In its latest bid to contain the spill that has eclipsed the 1989 Exxon Valdez disaster in Alaska, BP is preparing an untested plan to use a dome to funnel oil to a tanker on the surface.

"We are intent on minimizing the flow of the oil into the Gulf and we've begun a series of operations to ensure just that," BP managing director Bob Dudley told CNN.

"Later on this morning we should see ... robots putting giant shears and cutting parts of that pipe about 35 feet away from the wellhead followed by a robot making a clean diamond saw cut across the top of it. That will allow us to put this dome down," he said on CBS's Early Edition show.

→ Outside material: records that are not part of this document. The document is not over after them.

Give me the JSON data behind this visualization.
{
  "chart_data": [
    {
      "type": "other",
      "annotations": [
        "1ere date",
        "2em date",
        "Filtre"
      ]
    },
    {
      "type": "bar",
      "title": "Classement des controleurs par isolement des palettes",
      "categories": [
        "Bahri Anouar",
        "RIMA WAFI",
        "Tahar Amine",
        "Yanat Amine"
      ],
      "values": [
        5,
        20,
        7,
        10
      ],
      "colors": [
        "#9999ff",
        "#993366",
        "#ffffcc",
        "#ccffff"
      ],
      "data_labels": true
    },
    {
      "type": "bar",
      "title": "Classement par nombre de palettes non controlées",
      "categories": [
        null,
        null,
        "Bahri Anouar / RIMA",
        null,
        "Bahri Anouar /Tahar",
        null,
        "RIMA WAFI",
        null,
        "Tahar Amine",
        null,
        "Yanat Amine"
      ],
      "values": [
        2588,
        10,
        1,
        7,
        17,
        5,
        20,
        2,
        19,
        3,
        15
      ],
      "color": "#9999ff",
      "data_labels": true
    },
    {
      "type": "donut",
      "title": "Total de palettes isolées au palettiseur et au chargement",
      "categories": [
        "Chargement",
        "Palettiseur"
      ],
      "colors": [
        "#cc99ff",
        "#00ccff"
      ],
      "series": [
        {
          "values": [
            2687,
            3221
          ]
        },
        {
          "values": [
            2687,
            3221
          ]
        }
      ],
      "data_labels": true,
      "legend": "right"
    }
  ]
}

If that fails, it is possible that up to 19,000 barrels of oil a day 3 million liters will leak into the Gulf until relief wells, due in August, are completed.

White House advisor Carol Browner described that as a "deeply, deeply troubling" possibility.


In evidence of the slew of litigation the slick will likely generate, U.S. Attorney General Eric Holder will meet with federal prosecutors and state attorneys general in New Orleans.

It will be Holder's first trip to survey the damage before what legal experts believe will be a criminal investigation into the disaster.

The fate of BP's shares weighed on investors but was of little concern to residents of Louisiana's coast half a world away, who have suffered crippling losses because of the closure of some Gulf waters to fishing.

"I really don't care much about it (the share price)," said Kimberly Mertz, who works at a marina in rural Venice, Louisiana. "We want to get everything cleaned up."

The slick has spread over 100 miles of Louisiana's coast but Mississippi and Alabama have escaped so far with only scattered tar balls and oil debris reaching its coasts.

That could change as National Oceanic and Atmospheric Administration said moderate southerly and southwesterly winds this week may start moving oil closer to the Mississippi and Alabama coasts.

The forecast was a reminder that oil from the unchecked spill, broken up and carried by winds and ocean currents, could threaten tourism mecca Florida, as well as Cuba and Mexico.

Raising the stakes still further, Tuesday is the official start of the 2010 Atlantic hurricane season, which forecasters say may be the most intense since 2005.

That year Hurricane Katrina ravaged the region and disrupted offshore oil and gas output. Experts fear a big storm could drive more oil ashore and force BP and the U.S. government to suspend cleanup efforts.